According to Pauline Jones, a key puzzle faces those who study the political economy of religion. The literature suggests that countries with religious monopolies—that is, a single, state-backed faith—might see lower levels of religious engagement. With only one kind of “product” on offer, adherents might feel less enthusiastic about “buying” it.
“The problem with this is that when you look at the predominantly Muslim world, you find that, paradoxically, religious monopolies … are ubiquitous,” Jones said. “And yet you have high levels of religiosity across the board according to very robust survey data, and you have varying degrees of political mobilization. So how do you make sense of this?”
In a talk at the Jordan Center on April 18, Jones presented a new model for classifying types of religious regulation, which might explain the monopoly versus religiosity conundrum in Muslim-majority regions like Central Asia. Jones is a professor of political science at the University of Michigan and director of its International Institute.
Rather than treating all religious monopolies the same, Jones differentiated between types of religious regulation. The first, government subsidy, is either general or targeted. General subsidies benefit all Muslims and include measures such as declaring Islam the official state religion, constructing Muslim prayer rooms in public buildings, and constructing mosques. By contrast, targeted subsidies benefit only Muslims belonging to a single, state-approved interpretation of Islam. These include the state sanctioning a particular length of facial hair, a particular color of hijab, and other markers that differentiate religious sects—or even tendencies within a single sect.
Religious regulation can also mean repression, and this, too, comes in different flavors, Jones said. Low repression means that religious restrictions are minimal or not actively enforced. Or if they are enforced, the punishment is relatively mild. Within this category, Jones included laws regulating the celebration of Ramadan or banning loudspeakers. By contrast, high repression might mean forcing men to shave beards, closing mosques, or firing imams. What matters most is actual enforcement of religious regulations, since some countries might have strict laws on their books but allow infractions to slide.
By mixing and matching these variables—general subsidy, targeted subsidy, low repression, and high repression—Jones defined four types of regulatory environments. The first, which she called “supportive,” combines low repression and general subsidies. In this environment, state authorities neither reward adherents of the officially sanctioned faith nor punish dissenters. The second, “discriminatory,” combines low repression with targeted subsidies, so authorities reward the in-group but do not punish the out-group. Third, “restrictive” regulation punishes the out-group with high repression but offers only general subsidies for religious “winners.” Finally, “exclusive” regulation combines high repression with targeted subsidies—so severe punishment for religious dissenters, and extra rewards for the orthodox.

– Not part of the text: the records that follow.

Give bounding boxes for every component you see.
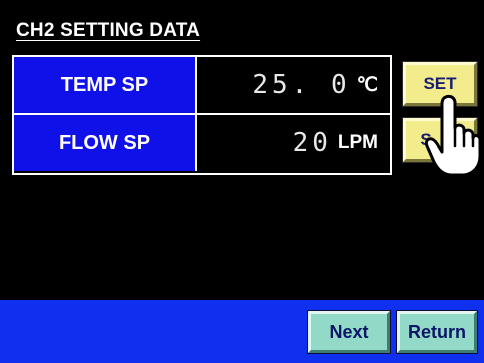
- temp-sp-set-label: SET: [423, 74, 457, 93]
- hand-pointer-icon: [424, 94, 482, 177]
- table-row-flow-sp: FLOW SP 20 LPM: [14, 115, 390, 171]
- hmi-screen: CH2 SETTING DATA TEMP SP 25. 0 ℃ FLOW SP…: [0, 0, 484, 363]
- flow-sp-label: FLOW SP: [14, 115, 197, 171]
- flow-sp-value-field[interactable]: 20 LPM: [197, 115, 390, 171]
- temp-sp-value-field[interactable]: 25. 0 ℃: [197, 57, 390, 113]
- footer-bar: Next Return: [0, 300, 484, 363]
- page-title: CH2 SETTING DATA: [16, 20, 201, 41]
- temp-sp-value: 25. 0: [252, 70, 351, 100]
- temp-sp-unit: ℃: [356, 74, 378, 96]
- temp-sp-label: TEMP SP: [14, 57, 197, 113]
- return-button[interactable]: Return: [396, 310, 478, 354]
- settings-table: TEMP SP 25. 0 ℃ FLOW SP 20 LPM: [12, 55, 392, 175]
- flow-sp-unit: LPM: [337, 132, 378, 153]
- next-button[interactable]: Next: [307, 310, 391, 354]
- table-row-temp-sp: TEMP SP 25. 0 ℃: [14, 57, 390, 115]
- flow-sp-value: 20: [292, 128, 332, 158]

Jones emphasized that religious regulation within a country can change within months, even weeks, subject to the vagaries of state policy. For example, Uzbekistan has long tended to employ high levels of repression against those it considers to be religious dissenters, but the state’s definition of illicit religious practices has changed over time.
Given this diversity of regulatory environments, Jones predicted that citizens would respond with different forms of political mobilization. For example, in an “exclusive” environment of high repression and targeted subsidies, those in the subsidized in-group are likely to support and directly engage with the state, while those in the unsubsidized out-group are likely to exit political life, possibly by resorting to violent resistance. Switch to a “discriminatory” environment of low repression but still targeted subsidies, and those in the unsubsidized out-group become more likely to publicly oppose religious regulation, rather than retreating from politics.
With this framework as background, Jones conducted preliminary tests of her theory on the countries of Central Asia. She predicted that if religious regulation among Central Asia states becomes more similar over time, then forms of political mobilization would also become more similar. She found that, since independence, Kyrgyzstan and Tajikistan have moved closer to Uzbekistan’s “exclusive” model of high repression of dissenters and targeted subsidies for approved sects.
Since her theory predicts fewer protests and more exits from political life within an exclusive regulatory environment, Jones measured religious protests per year in each of the three countries. She found that, indeed, protests decreased as the countries converged on a similar regulatory model. Some of those choosing to exit political life, rather than protest publicly, may have made up the ranks of Central Asians who joined the Islamic State jihadist group. Indeed, citizens of Uzbekistan, the most repressive of the three countries, constituted the largest share of IS recruits.
One implication of Jones’s theory is that harsher religious regulation might create a positive feedback loop that leads to ever stricter controls. Once states “start down the path of religious regulation,” they may drive the religiously unorthodox out of political life and toward violent extremism, thereby prompting even more state repression.